“Hey Laura, you and Jason make the most adorable babies I have ever seen. Are you planning anymore?”
This question sequence happens so frequently. Strangers come up and tell us this. Now I LOVE hearing how cute my kids are. No joke it’s one of my favorite things about taking my kids out in public. People come up to us constantly and tell us that (hey, please don’t stop either)! When Eyan was a baby I had this really awkward lady approach us and say “I don’t like babies, but I have to tell you that yours is the most beautiful baby I have ever seen!” Emberlynn constantly draws a crowd. I’m not kidding, if I’m carrying her, people approach me in droves to engage her and ask about her. I seriously do not mind at all either. These two humans are my everything; they are reflections of Jason and I and I truly believe they got the best if both our genes.
But getting these two perfect, beautiful, amazing people was hard. It’s no secret that I’ve had some pregnancy losses. My pregnancy and delivery with Eyan almost killed the both of us and although Emberlynn’s was much easier it was still high risk.
Jason and I had agreed upon 2 children prior to getting married and firmly after Eyan was born, Jason said “two and I’m done.” So number two is here and we are all healthy (thank God)…so are we done? Firmly, YES! Sorry ya’ll, this is unfortunately not going to be a pregnancy/baby blog forever…even though I really wouldn’t mind having just 1 more.
Jason took the official (and almost heart wrenching) steps and had a vasectomy. I can’t say I am 100% happy about this but I do know a few things:
1. We have 2 healthy kids and 2 healthy parents…some call it the “perfect” family because we have 1 boy and 1 girl. I don’t know about perfect, but we’re completely happy.
2. Jason grew up poor (I grew up privileged but not rich). He wants to be able to give his kids everything he never had. He relishes in being able to go to the store and allow our kids to pick out a toy without worry. Or take a vacation to more than just the mountains. We want our kids to be cultured and world travelers. With just 2, that is completely doable. The world (American world albeit) is built for smaller families of 3-4 as well.
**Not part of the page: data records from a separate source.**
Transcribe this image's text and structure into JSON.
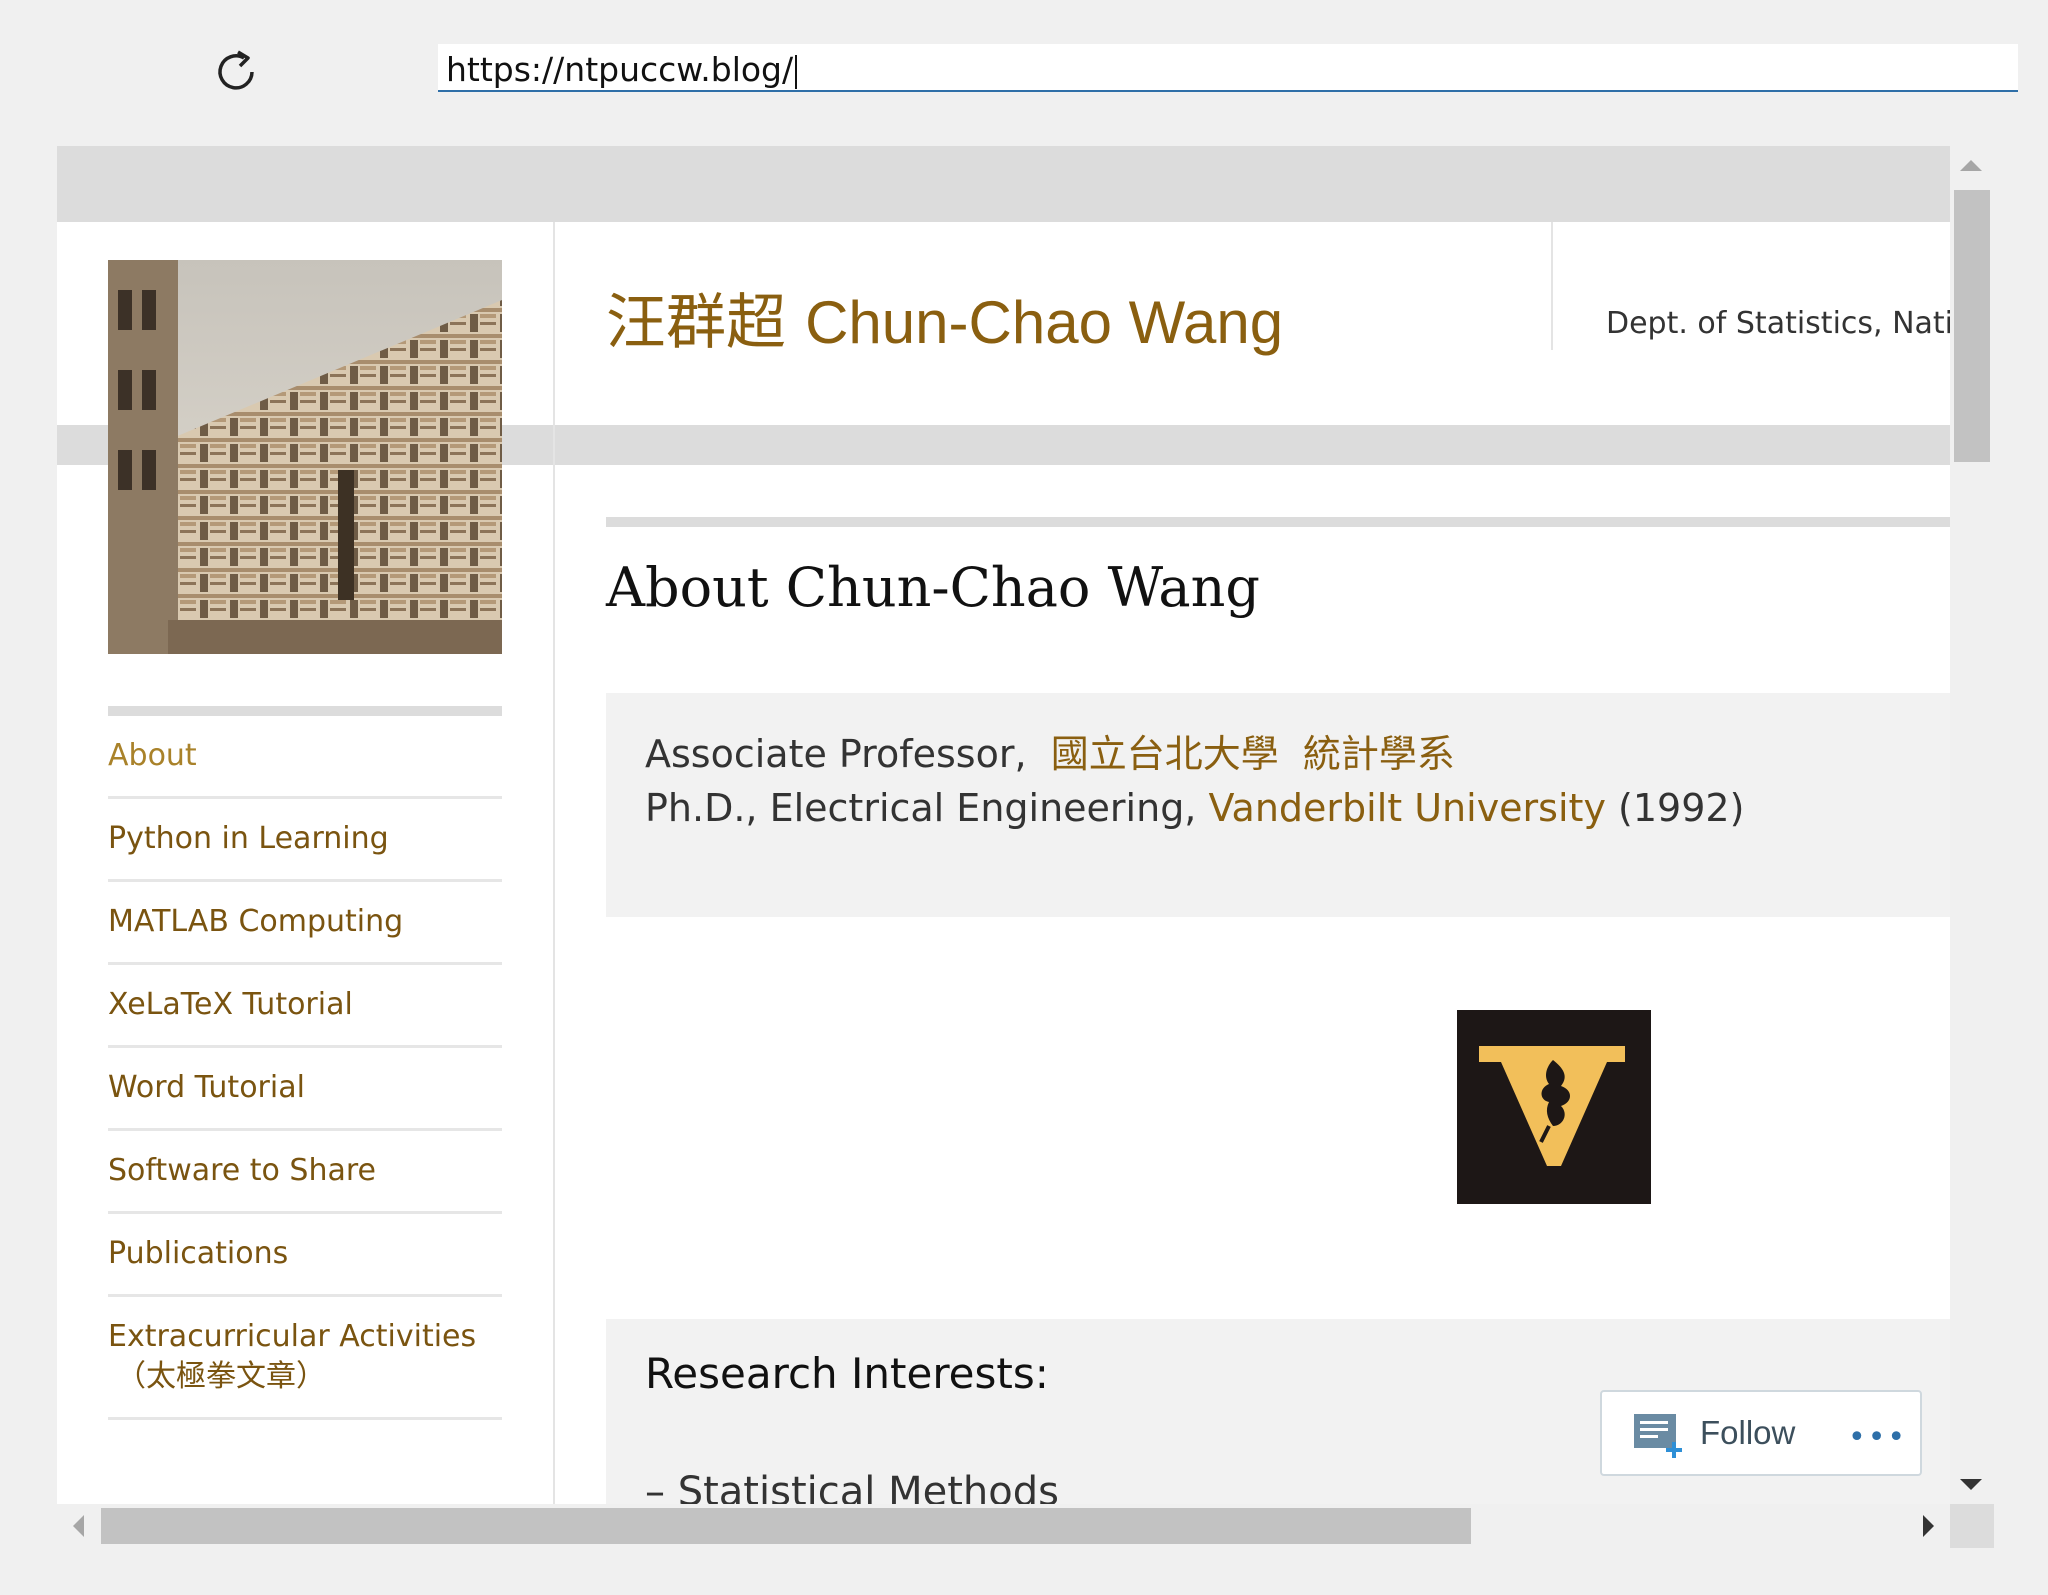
{
  "browser": {
    "url": "https://ntpuccw.blog/",
    "reload_icon": "reload-icon"
  },
  "site": {
    "title_cjk": "汪群超",
    "title_en": "Chun-Chao Wang",
    "tagline": "Dept. of Statistics, Nati"
  },
  "nav": {
    "items": [
      {
        "label": "About",
        "active": true
      },
      {
        "label": "Python in Learning"
      },
      {
        "label": "MATLAB Computing"
      },
      {
        "label": "XeLaTeX Tutorial"
      },
      {
        "label": "Word Tutorial"
      },
      {
        "label": "Software to Share"
      },
      {
        "label": "Publications"
      },
      {
        "label": "Extracurricular Activities",
        "sub": "（太極拳文章）"
      }
    ]
  },
  "page": {
    "title": "About Chun-Chao Wang",
    "position_prefix": "Associate Professor,",
    "university_link": "國立台北大學",
    "department_link": "統計學系",
    "degree_prefix": "Ph.D., Electrical Engineering,",
    "degree_school_link": "Vanderbilt University",
    "degree_year": "(1992)",
    "logo_icon": "vanderbilt-logo-icon",
    "research_title": "Research Interests:",
    "research_first_item": "– Statistical Methods"
  },
  "follow_widget": {
    "label": "Follow",
    "more": "•••"
  },
  "colors": {
    "accent_brown": "#8a5f10",
    "active_gold": "#a9822a",
    "logo_gold": "#f2bf5a",
    "logo_dark": "#1d1716",
    "address_underline": "#2f6fa8"
  }
}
3. Neither one of us want to be “older” parents. Nothing against those of you that have children in your mid 30’s and beyond. Jason and I just wanted to be done with kids by the time he was 30…he’s 32. We want to travel, enjoy our days growing old, our grand kids and hopefully great-grand kids!
Now I have been asked why I did not get my tubes tied since the docs were in there anyway? Couple reasons…first, the hospital I delivered Emberlynn at will not do that unless it is an emergency. Second, it does not have a good reversal rate (yeah we considered and looked into that if the unnerving need arises). Third, I have seriously considered surrogacy. I probably wouldn’t qualify due to my history, but I’ve always been intrigued and amazed by the families and women that do this. If the right situation came along and I could gift someone my baby oven temporarily, I would.
So here we are…officially done. So tell me, any pros or cons to this decision?